Question

The following example (1) reads a file and prints the contents without explicitly assigning the file contents to a variable (ie. “.then(stdout.write)”). However, if I want to do more than just print the contents (2), I need to assign the contents to a variable (I think).

Is it possible to achieve that (print the contents and do more), without assigning the text of the file to a variable?

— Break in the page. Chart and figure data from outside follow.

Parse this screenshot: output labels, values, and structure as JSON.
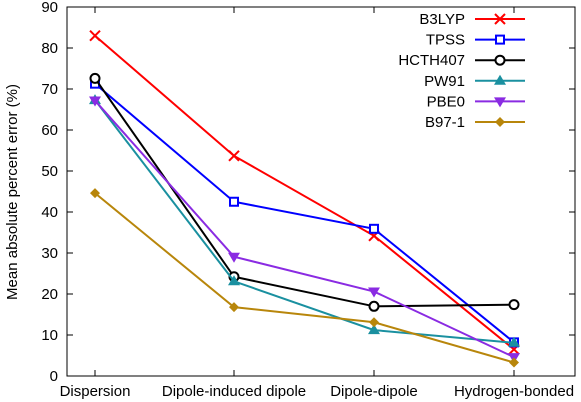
{
  "chart_data": {
    "type": "line",
    "ylabel": "Mean absolute percent error (%)",
    "xlabel": "",
    "categories": [
      "Dispersion",
      "Dipole-induced dipole",
      "Dipole-dipole",
      "Hydrogen-bonded"
    ],
    "ylim": [
      0,
      90
    ],
    "yticks": [
      0,
      10,
      20,
      30,
      40,
      50,
      60,
      70,
      80,
      90
    ],
    "grid": false,
    "legend": "top-right",
    "series": [
      {
        "name": "B3LYP",
        "color": "#ff0000",
        "marker": "x",
        "values": [
          83,
          53.7,
          34.2,
          6.5
        ]
      },
      {
        "name": "TPSS",
        "color": "#0000ff",
        "marker": "square-open",
        "values": [
          71.3,
          42.5,
          35.9,
          8.2
        ]
      },
      {
        "name": "HCTH407",
        "color": "#000000",
        "marker": "circle-open",
        "values": [
          72.6,
          24.2,
          17,
          17.4
        ]
      },
      {
        "name": "PW91",
        "color": "#1a90a0",
        "marker": "triangle-up",
        "values": [
          67.3,
          23.1,
          11.2,
          8.1
        ]
      },
      {
        "name": "PBE0",
        "color": "#8a2be2",
        "marker": "triangle-down",
        "values": [
          67.2,
          29.1,
          20.6,
          4.6
        ]
      },
      {
        "name": "B97-1",
        "color": "#b8860b",
        "marker": "diamond",
        "values": [
          44.6,
          16.8,
          13.1,
          3.3
        ]
      }
    ]
  }
}
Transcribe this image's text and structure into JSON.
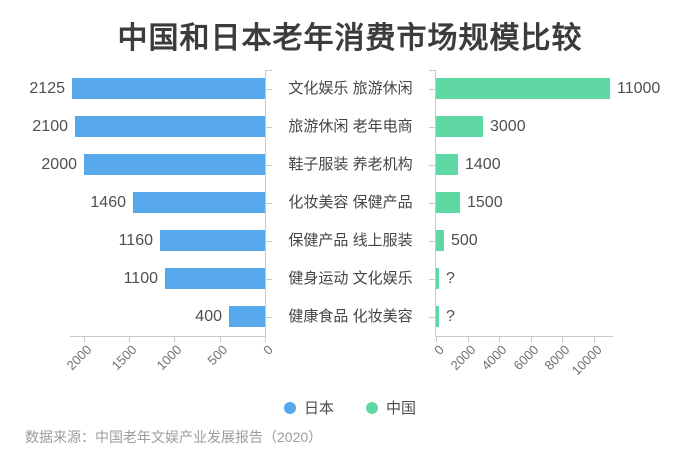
{
  "title": "中国和日本老年消费市场规模比较",
  "source_note": "数据来源：中国老年文娱产业发展报告（2020）",
  "legend": {
    "items": [
      {
        "label": "日本",
        "color": "#58a9eb"
      },
      {
        "label": "中国",
        "color": "#5fd8a5"
      }
    ]
  },
  "colors": {
    "japan_bar": "#58a9eb",
    "china_bar": "#5fd8a5",
    "axis_line": "#c8c8c8",
    "tick_label": "#707070",
    "value_label": "#4f4f4f",
    "category_label": "#454545",
    "title": "#3c3c3c",
    "source": "#9c9c9c",
    "background": "#ffffff"
  },
  "chart_data": {
    "type": "bar",
    "layout": "horizontal-bidirectional",
    "title": "中国和日本老年消费市场规模比较",
    "grid": false,
    "legend_position": "bottom",
    "categories": [
      "文化娱乐 旅游休闲",
      "旅游休闲 老年电商",
      "鞋子服装 养老机构",
      "化妆美容 保健产品",
      "保健产品 线上服装",
      "健身运动 文化娱乐",
      "健康食品 化妆美容"
    ],
    "series": [
      {
        "name": "日本",
        "side": "left",
        "color": "#58a9eb",
        "values": [
          2125,
          2100,
          2000,
          1460,
          1160,
          1100,
          400
        ],
        "value_labels": [
          "2125",
          "2100",
          "2000",
          "1460",
          "1160",
          "1100",
          "400"
        ],
        "axis_tick_values": [
          2000,
          1500,
          1000,
          500,
          0
        ],
        "axis_tick_labels": [
          "2000",
          "1500",
          "1000",
          "500",
          "0"
        ],
        "axis_range": [
          0,
          2150
        ]
      },
      {
        "name": "中国",
        "side": "right",
        "color": "#5fd8a5",
        "values": [
          11000,
          3000,
          1400,
          1500,
          500,
          null,
          null
        ],
        "value_labels": [
          "11000",
          "3000",
          "1400",
          "1500",
          "500",
          "?",
          "?"
        ],
        "axis_tick_values": [
          0,
          2000,
          4000,
          6000,
          8000,
          10000
        ],
        "axis_tick_labels": [
          "0",
          "2000",
          "4000",
          "6000",
          "8000",
          "10000"
        ],
        "axis_range": [
          0,
          11200
        ]
      }
    ]
  }
}
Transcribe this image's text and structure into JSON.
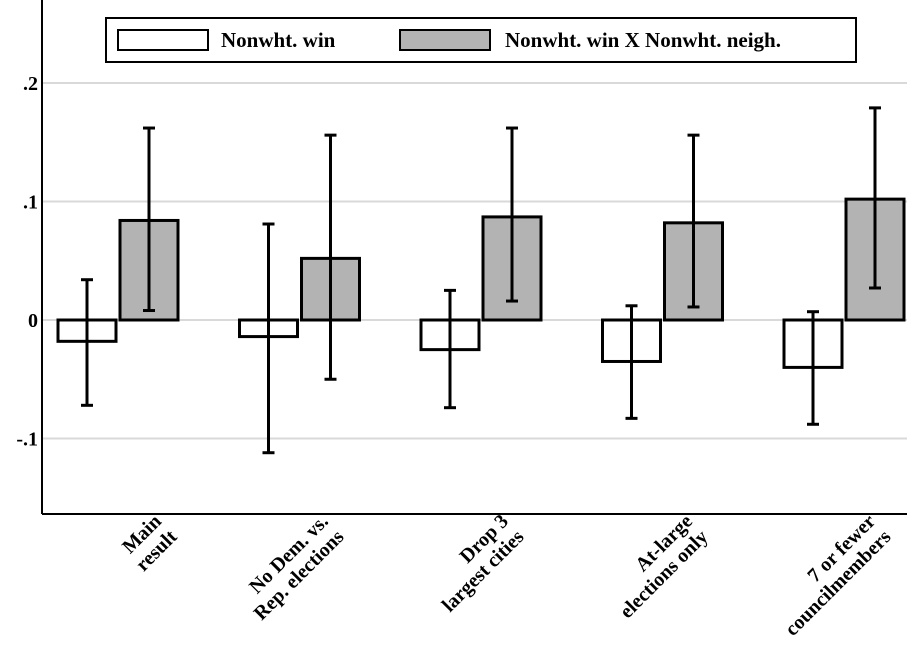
{
  "chart_data": {
    "type": "bar",
    "title": "",
    "xlabel": "",
    "ylabel": "",
    "ylim": [
      -0.165,
      0.27
    ],
    "yticks": [
      {
        "value": 0.2,
        "label": ".2"
      },
      {
        "value": 0.1,
        "label": ".1"
      },
      {
        "value": 0,
        "label": "0"
      },
      {
        "value": -0.1,
        "label": "-.1"
      }
    ],
    "grid": true,
    "legend_position": "top",
    "categories": [
      [
        "Main",
        "result"
      ],
      [
        "No Dem. vs.",
        "Rep. elections"
      ],
      [
        "Drop 3",
        "largest cities"
      ],
      [
        "At-large",
        "elections only"
      ],
      [
        "7 or fewer",
        "councilmembers"
      ]
    ],
    "series": [
      {
        "name": "Nonwht. win",
        "color": "#ffffff",
        "values": [
          -0.018,
          -0.014,
          -0.025,
          -0.035,
          -0.04
        ],
        "ci_low": [
          -0.072,
          -0.112,
          -0.074,
          -0.083,
          -0.088
        ],
        "ci_high": [
          0.034,
          0.081,
          0.025,
          0.012,
          0.007
        ]
      },
      {
        "name": "Nonwht. win X Nonwht. neigh.",
        "color": "#b3b3b3",
        "values": [
          0.084,
          0.052,
          0.087,
          0.082,
          0.102
        ],
        "ci_low": [
          0.008,
          -0.05,
          0.016,
          0.011,
          0.027
        ],
        "ci_high": [
          0.162,
          0.156,
          0.162,
          0.156,
          0.179
        ]
      }
    ]
  }
}
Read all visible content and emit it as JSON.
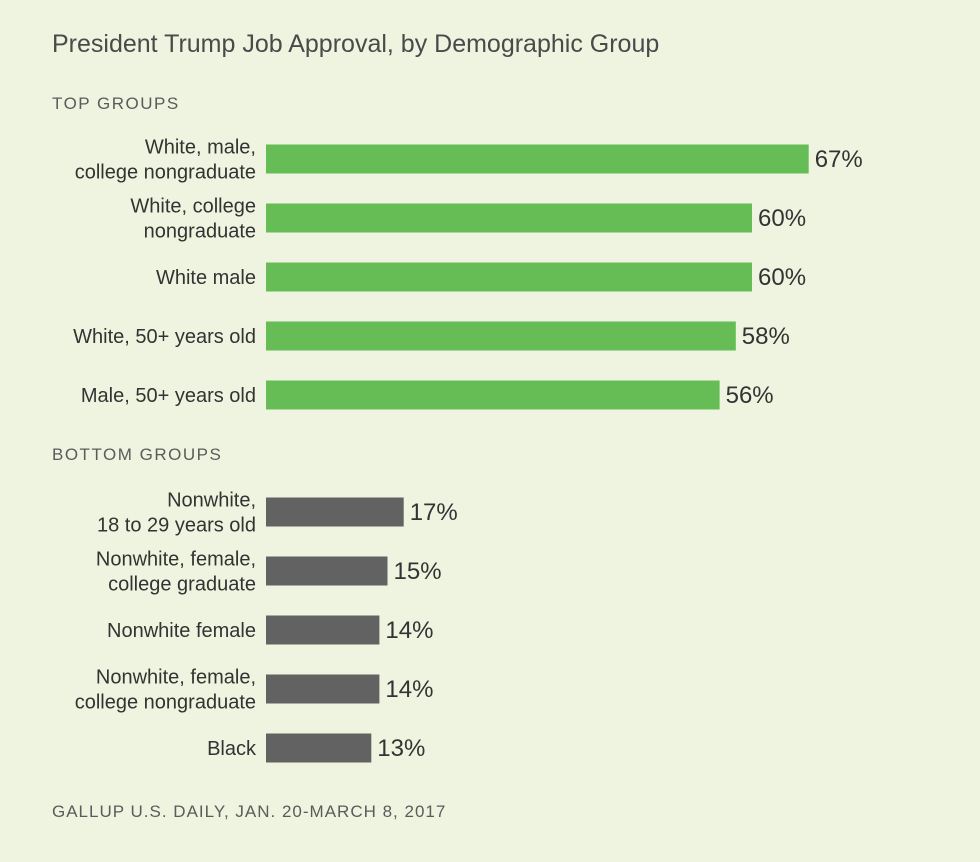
{
  "title": "President Trump Job Approval, by Demographic Group",
  "source": "GALLUP U.S. DAILY, JAN. 20-MARCH 8, 2017",
  "colors": {
    "top": "#66bd55",
    "bottom": "#626262",
    "background": "#eef4df"
  },
  "chart_data": [
    {
      "type": "bar",
      "orientation": "horizontal",
      "section": "TOP GROUPS",
      "color": "#66bd55",
      "unit": "%",
      "categories": [
        [
          "White, male,",
          "college nongraduate"
        ],
        [
          "White, college",
          "nongraduate"
        ],
        [
          "White male"
        ],
        [
          "White, 50+ years old"
        ],
        [
          "Male, 50+ years old"
        ]
      ],
      "values": [
        67,
        60,
        60,
        58,
        56
      ],
      "labels": [
        "67%",
        "60%",
        "60%",
        "58%",
        "56%"
      ]
    },
    {
      "type": "bar",
      "orientation": "horizontal",
      "section": "BOTTOM GROUPS",
      "color": "#626262",
      "unit": "%",
      "categories": [
        [
          "Nonwhite,",
          "18 to 29 years old"
        ],
        [
          "Nonwhite, female,",
          "college graduate"
        ],
        [
          "Nonwhite female"
        ],
        [
          "Nonwhite, female,",
          "college nongraduate"
        ],
        [
          "Black"
        ]
      ],
      "values": [
        17,
        15,
        14,
        14,
        13
      ],
      "labels": [
        "17%",
        "15%",
        "14%",
        "14%",
        "13%"
      ]
    }
  ]
}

In the first example, is an implicit variable created? Or, put another way, does example1 use less resources by not creating an explicit variable?

//Example 1:
import 'dart:io';
void main() {
  new File(new Options().script)
    .readAsString(encoding: Encoding.ASCII)
    .then(stdout.write)
    .catchError((oError) => print(oError));
  print("Reading file ...\n");
}

//Example 2:
import 'dart:io';
void main() {
  new File(new Options().script)
    .readAsString(encoding: Encoding.ASCII)
    .then((String sText) {
      stdout.write(sText+"\n\n");
      print ('Completed');
    })
    .catchError((oError) => print(oError));
  print("Reading file ...\n");
}
Was it helpful?

Solution

In the first example, this:

.then(stdout.write)

is equivalent to this:

.then((String sText) {
  stdout.write(sText);
})

Technically there's one more function call, and you have one more variable, which should cost you a few bytes (I'm not sure on the exact implementation). Strings are immutable; you are only receiving a reference to the String, so you are not saving resources (other than the function call and a few bytes of memory) by using second version.

Whatever it is you want to do with the contents of the String probably will involve using resources, of course, but that shouldn't be an issue unless the file is huge.